Бертрам решил отказаться от обеда и пошел к себе в дежурку, где его встретил Йост.
Майор был в отличном расположении духа, поскольку наконец сообщил Марианне о внезапном появлении Хайна Зоммерванда. И она не проявила ни капли любопытства! А это значило, что прошлое и для нее стало прошлым. Она видела всю разницу между ними, созданную временем.
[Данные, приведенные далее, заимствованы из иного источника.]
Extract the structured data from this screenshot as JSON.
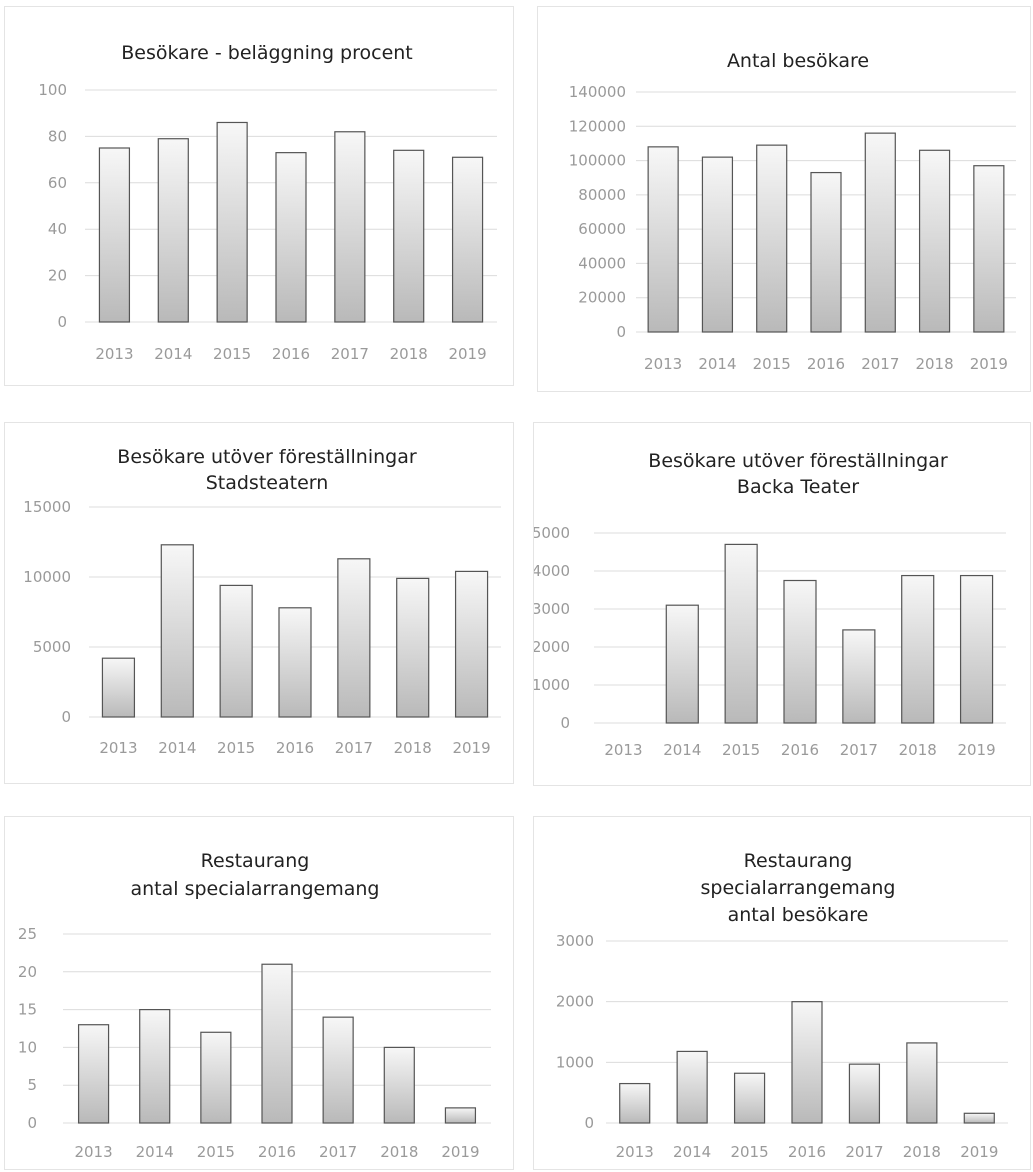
{
  "chart_data": [
    {
      "type": "bar",
      "title": [
        "Besökare - beläggning procent"
      ],
      "categories": [
        "2013",
        "2014",
        "2015",
        "2016",
        "2017",
        "2018",
        "2019"
      ],
      "values": [
        75,
        79,
        86,
        73,
        82,
        74,
        71
      ],
      "ylim": [
        0,
        100
      ],
      "yticks": [
        "0",
        "20",
        "40",
        "60",
        "80",
        "100"
      ],
      "grid": true
    },
    {
      "type": "bar",
      "title": [
        "Antal besökare"
      ],
      "categories": [
        "2013",
        "2014",
        "2015",
        "2016",
        "2017",
        "2018",
        "2019"
      ],
      "values": [
        108000,
        102000,
        109000,
        93000,
        116000,
        106000,
        97000
      ],
      "ylim": [
        0,
        140000
      ],
      "yticks": [
        "0",
        "20000",
        "40000",
        "60000",
        "80000",
        "100000",
        "120000",
        "140000"
      ],
      "grid": true
    },
    {
      "type": "bar",
      "title": [
        "Besökare utöver föreställningar",
        "Stadsteatern"
      ],
      "categories": [
        "2013",
        "2014",
        "2015",
        "2016",
        "2017",
        "2018",
        "2019"
      ],
      "values": [
        4200,
        12300,
        9400,
        7800,
        11300,
        9900,
        10400
      ],
      "ylim": [
        0,
        15000
      ],
      "yticks": [
        "0",
        "5000",
        "10000",
        "15000"
      ],
      "grid": true
    },
    {
      "type": "bar",
      "title": [
        "Besökare utöver föreställningar",
        "Backa Teater"
      ],
      "categories": [
        "2013",
        "2014",
        "2015",
        "2016",
        "2017",
        "2018",
        "2019"
      ],
      "values": [
        0,
        3100,
        4700,
        3750,
        2450,
        3880,
        3880
      ],
      "ylim": [
        0,
        5000
      ],
      "yticks": [
        "0",
        "1000",
        "2000",
        "3000",
        "4000",
        "5000"
      ],
      "grid": true
    },
    {
      "type": "bar",
      "title": [
        "Restaurang",
        "antal specialarrangemang"
      ],
      "categories": [
        "2013",
        "2014",
        "2015",
        "2016",
        "2017",
        "2018",
        "2019"
      ],
      "values": [
        13,
        15,
        12,
        21,
        14,
        10,
        2
      ],
      "ylim": [
        0,
        25
      ],
      "yticks": [
        "0",
        "5",
        "10",
        "15",
        "20",
        "25"
      ],
      "grid": true
    },
    {
      "type": "bar",
      "title": [
        "Restaurang",
        "specialarrangemang",
        "antal besökare"
      ],
      "categories": [
        "2013",
        "2014",
        "2015",
        "2016",
        "2017",
        "2018",
        "2019"
      ],
      "values": [
        650,
        1180,
        820,
        2000,
        970,
        1320,
        160
      ],
      "ylim": [
        0,
        3000
      ],
      "yticks": [
        "0",
        "1000",
        "2000",
        "3000"
      ],
      "grid": true
    }
  ]
}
Йост был очень этому рад и решил пойти на пункт взлета второй эскадрильи, чтобы самому посмотреть, как там идут дела с новыми сооружениями.
Бертрам все-таки успел улучить момент и позвонить во вторую эскадрилью, маленькая дружеская услуга, которую майор Шрайфогель, конечно, ему не забудет.
Так что они застали последнего самым естественным образом беседующим с инженером, правда, глаза у него еще были красными от послеобеденного сна. Он как раз распекал инженера за то, что работы ведутся слишком медленно, и стал благодарить Йоста, мол, его авторитет поможет ускорить дело.
По целому ряду причин им необходимо было спешить. Каждый потерянный день — это проигранный бой.
И у Йоста был на руках козырь, при помощи которого он мог подхлестнуть честолюбие инженера, этого широкоплечего и очень самоуверенного человека.